Our Korean Adventure: Traveling in Korea, adoption and other random tidbits

The fourth and final installment catching you up on our first trip to Korea. Figured I'd better get all this in before we our off for our second trip.

We had some awesome experiences that brought Korea nearer and dearer to our hearts. Our Korean school teacher here in Wisconsin had arranged for a dinner for us. SJ is from Seoul and she said a friend of hers would like to make dinner for us. It was sort of awkward for us because we weren't really sure we wanted to commit to spending time with complete strangers. But she really wanted to do this for us, and so we agreed.

Mr. Kang's restaurant was really lovely. It specialized in fusion Japanese-Korean cuisine, mainly seafood. The seating and style is very traditional Korean with floor seating and ondol heating. He was waiting outside when we arrived by taxi and it was only about 5 minutes from our hotel. He gave us a very nice tour, but his English is very rough. We mostly communicated with one or two words and a lot of smiles. The restaurant was closed and he opened it up just for us!

Then SJ's two sisters arrived to join us for the meal, and they had their teen daughters with them. Little Man was starting to feel some of the travel strain so he was a bit of a handful but really, the dinner was one of the highlights of our trip!

The meal was about 5 courses (the food just kept coming!) and because we are vegetarian, he had two different meals---one for our family and food for the other families. One of the sisters spoke pretty good English, and our Korean teacher SJ was translating from Milwaukee via text.

One thing we kept coming back to again and again is the extreme kindness of Koreans.
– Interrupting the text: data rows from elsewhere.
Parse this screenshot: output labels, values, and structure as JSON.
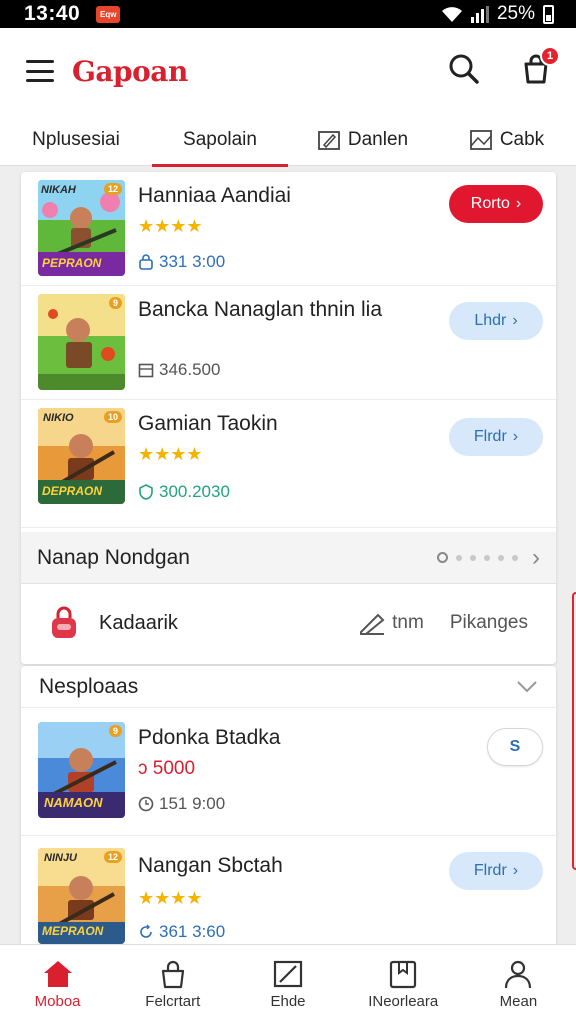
{
  "status_bar": {
    "time": "13:40",
    "app_badge": "Eqw",
    "battery": "25%"
  },
  "header": {
    "brand": "Gapoan",
    "cart_count": "1"
  },
  "tabs": [
    {
      "label": "Nplusesiai"
    },
    {
      "label": "Sapolain"
    },
    {
      "label": "Danlen"
    },
    {
      "label": "Cabk"
    }
  ],
  "games": [
    {
      "title": "Hanniaa Aandiai",
      "stars": "★★★★",
      "meta": "331 3:00",
      "button": "Rorto",
      "thumb_top": "NIKAH",
      "thumb_bottom": "PEPRAON",
      "thumb_badge": "12"
    },
    {
      "title": "Bancka Nanaglan thnin lia",
      "meta": "346.500",
      "button": "Lhdr",
      "thumb_badge": "9"
    },
    {
      "title": "Gamian Taokin",
      "stars": "★★★★",
      "meta": "300.2030",
      "button": "Flrdr",
      "thumb_top": "NIKIO",
      "thumb_bottom": "DEPRAON",
      "thumb_badge": "10"
    }
  ],
  "section": {
    "title": "Nanap Nondgan"
  },
  "link_row": {
    "label": "Kadaarik",
    "item1": "tnm",
    "item2": "Pikanges"
  },
  "new_section": {
    "title": "Nesploaas"
  },
  "new_games": [
    {
      "title": "Pdonka Btadka",
      "price": "ↄ 5000",
      "meta": "151 9:00",
      "button": "S",
      "thumb_bottom": "NAMAON",
      "thumb_badge": "9"
    },
    {
      "title": "Nangan Sbctah",
      "stars": "★★★★",
      "meta": "361 3:60",
      "button": "Flrdr",
      "thumb_top": "NINJU",
      "thumb_bottom": "MEPRAON",
      "thumb_badge": "12"
    }
  ],
  "bottom_nav": [
    {
      "label": "Moboa"
    },
    {
      "label": "Felcrtart"
    },
    {
      "label": "Ehde"
    },
    {
      "label": "INeorleara"
    },
    {
      "label": "Mean"
    }
  ],
  "colors": {
    "brand_red": "#d8202f",
    "button_blue_bg": "#d6e8fa",
    "star": "#f5b400"
  }
}
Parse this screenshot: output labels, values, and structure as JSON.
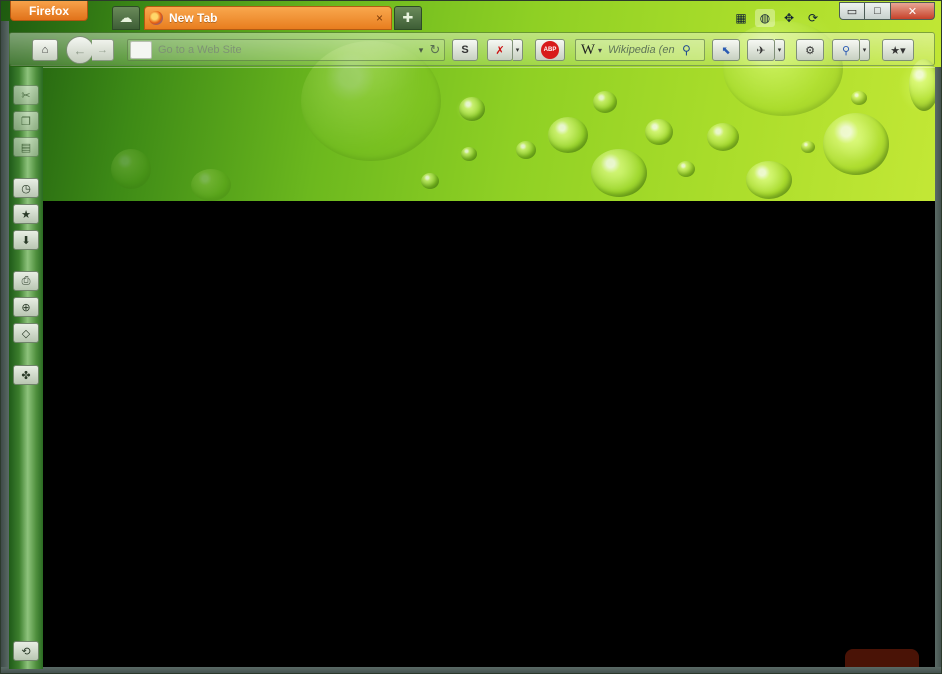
{
  "app": {
    "menu_button_label": "Firefox"
  },
  "tabs": [
    {
      "label": "New Tab",
      "active": true,
      "close": "×"
    }
  ],
  "window_controls": {
    "minimize": "▭",
    "maximize": "□",
    "close": "✕"
  },
  "toolbar": {
    "home_glyph": "⌂",
    "back_glyph": "←",
    "forward_glyph": "→",
    "url_placeholder": "Go to a Web Site",
    "url_drop_glyph": "▾",
    "reload_glyph": "↻",
    "search_engine_glyph": "W",
    "search_caret": "▾",
    "search_placeholder": "Wikipedia (en",
    "search_go_glyph": "⚲",
    "abp_label": "ABP",
    "s_label": "S"
  },
  "icons": {
    "tab_groups": "tab-groups-icon",
    "new_tab": "new-tab-icon",
    "apps": "apps-grid-icon",
    "globe": "globe-icon",
    "move": "move-icon",
    "sync": "sync-icon"
  },
  "colors": {
    "tab_orange": "#e87d1f",
    "menu_orange": "#e1721a",
    "header_green": "#8fd024",
    "sidebar_green": "#3d7f2e",
    "content_bg": "#000000"
  }
}
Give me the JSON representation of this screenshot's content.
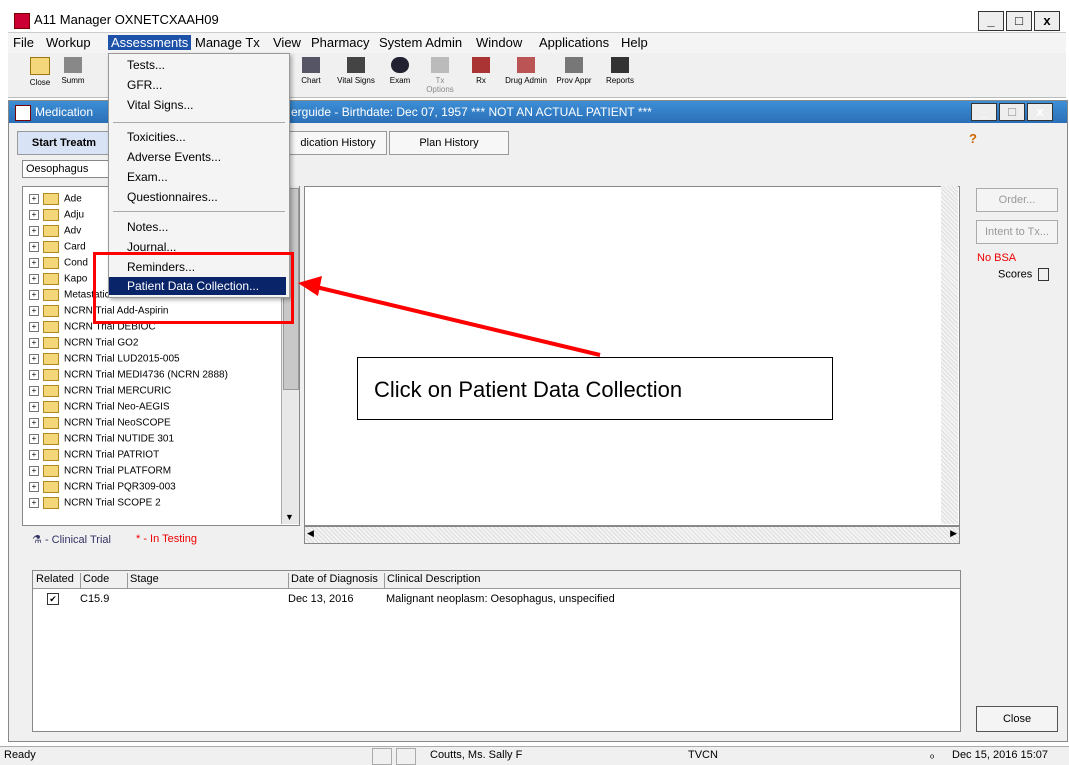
{
  "window": {
    "title": "A11 Manager OXNETCXAAH09",
    "min": "_",
    "max": "□",
    "close": "x"
  },
  "menu": [
    "File",
    "Workup",
    "Assessments",
    "Manage Tx",
    "View",
    "Pharmacy",
    "System Admin",
    "Window",
    "Applications",
    "Help"
  ],
  "toolbar": [
    {
      "label": "Close",
      "icon": "folder-icon"
    },
    {
      "label": "Summ",
      "icon": "summary-icon"
    },
    {
      "label": "Chart",
      "icon": "chart-icon"
    },
    {
      "label": "Vital Signs",
      "icon": "vital-signs-icon"
    },
    {
      "label": "Exam",
      "icon": "exam-icon"
    },
    {
      "label": "Tx Options",
      "icon": "tx-options-icon"
    },
    {
      "label": "Rx",
      "icon": "rx-icon"
    },
    {
      "label": "Drug Admin",
      "icon": "drug-admin-icon"
    },
    {
      "label": "Prov Appr",
      "icon": "prov-appr-icon"
    },
    {
      "label": "Reports",
      "icon": "reports-icon"
    }
  ],
  "inner_window": {
    "title_left": "Medication",
    "title_right": "erguide - Birthdate: Dec 07, 1957 *** NOT AN ACTUAL PATIENT ***"
  },
  "tabs": [
    "Start Treatm",
    "dication History",
    "Plan History"
  ],
  "combo_value": "Oesophagus",
  "tree": [
    "Ade",
    "Adju",
    "Adv",
    "Card",
    "Cond",
    "Kapo",
    "Metastatic",
    "NCRN Trial Add-Aspirin",
    "NCRN Trial DEBIOC",
    "NCRN Trial GO2",
    "NCRN Trial LUD2015-005",
    "NCRN Trial MEDI4736 (NCRN 2888)",
    "NCRN Trial MERCURIC",
    "NCRN Trial Neo-AEGIS",
    "NCRN Trial NeoSCOPE",
    "NCRN Trial NUTIDE 301",
    "NCRN Trial PATRIOT",
    "NCRN Trial PLATFORM",
    "NCRN Trial PQR309-003",
    "NCRN Trial SCOPE 2"
  ],
  "legend": {
    "clinical_trial": "- Clinical Trial",
    "in_testing": "* - In Testing"
  },
  "side": {
    "order": "Order...",
    "intent": "Intent to Tx...",
    "no_bsa": "No BSA",
    "scores": "Scores"
  },
  "grid": {
    "headers": [
      "Related",
      "Code",
      "Stage",
      "Date of Diagnosis",
      "Clinical Description"
    ],
    "rows": [
      {
        "code": "C15.9",
        "stage": "",
        "date": "Dec 13, 2016",
        "desc": "Malignant neoplasm: Oesophagus, unspecified",
        "checked": true
      }
    ]
  },
  "close_label": "Close",
  "dropdown": [
    "Tests...",
    "GFR...",
    "Vital Signs...",
    "Toxicities...",
    "Adverse Events...",
    "Exam...",
    "Questionnaires...",
    "Notes...",
    "Journal...",
    "Reminders...",
    "Patient Data Collection..."
  ],
  "callout": "Click on Patient Data Collection",
  "status": {
    "ready": "Ready",
    "user": "Coutts, Ms. Sally F",
    "site": "TVCN",
    "indicator": "ₒ",
    "datetime": "Dec 15, 2016 15:07"
  },
  "colors": {
    "highlight": "#0a246a",
    "annotation_red": "#ff0000",
    "menu_active": "#1e52a8"
  }
}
I know we might be biased, but it's just so amazing to us how generous and kind they are. One example is in the subway---it's an amazing system and really easy to use, but our first time back to the subway we were studying the map and trying to remember how to get around. A man saw we looked confused as we were buying our trip ticket. He asked if he could help and consulted the map with us to figure out where we needed to go. He watched as we bought our tickets and then waved us to follow him through the gates and onto the subway. We thought, how nice, he's going the same direction we are.

When we arrived at our stop (about 3 stops down) he popped up and waved at us to follow him out. I thought, wow, he was going the same direction we were! We followed him out of the turnstiles, he watched as we returned our subway card for a refund, and then he pointed to our exit. He waved good-bye and turned back to buy a new subway ticket before running back to the loading ramp. He went so far out of his way for strangers!!

This happened again and again. When we might look lost or in need of help, someone came and offered it. We were so grateful.

Finally, one of the best parts of this trip was meeting other adoptive families. There's something really powerful about being on a similar track together and it builds and instant camaraderie. One of the greatest joys for us was connecting with a family from California. Mama T. reached out to us via our blog and so happy she did! Our families have so much in common! The California family was also returning to Korea for their second child and their first child is Little Man's age. Through the weeks of preparing for travel we were tearing up the email lines, comparing lists of things we were bringing, what we were wearing and trying to figure out logistics like phone and internet service.

Meeting them in person was wonderful and the boys got on well. Little Man was bossy and emotional but their California-cool even-keeled boy took it all in stride. Watching the boys play helped me relax a bit and gave Little Man something to look forward to. It was a great friendship condensed into a few days and I have a good feeling that we'll be in touch for a long time to come.

One particularly great memory will be after the stress of our court date. Following court, we joined the California family to celebrate (and make good on a bribe for the boys to be good in court) with ice cream. As we headed to ice cream shop, we ran into another family we met in court (NY family), so they joined us too. We had the shop to ourselves for quite a while and the boys ran wild. We huddled in a corner and talked openly and candidly about our adoptions, thoughts, hopes and fears. (The NY family has since been united with their son and doing great! Yay!!) I just love how we can come from all corners of the country, all different backgrounds and experiences, and yet, hanging out with them was so easy and natural.

We also met the families of two women I have met through my Facebook support group who were traveling at the same time! In that group, we cheer for one another at each tiny step of the way. When the three of us found out that we'd be traveling at the same time, we were able to compare information, figure out hotels, and figure out the logistics of our trip together. What a help! One super sweet family even met us at the bus stop to guide us to our hotel and help carry luggage. Incredibly awesome! And, since we'll all be bringing kids home at the same time, I know that we'll be able to continue to support one another as we work through the transitions together.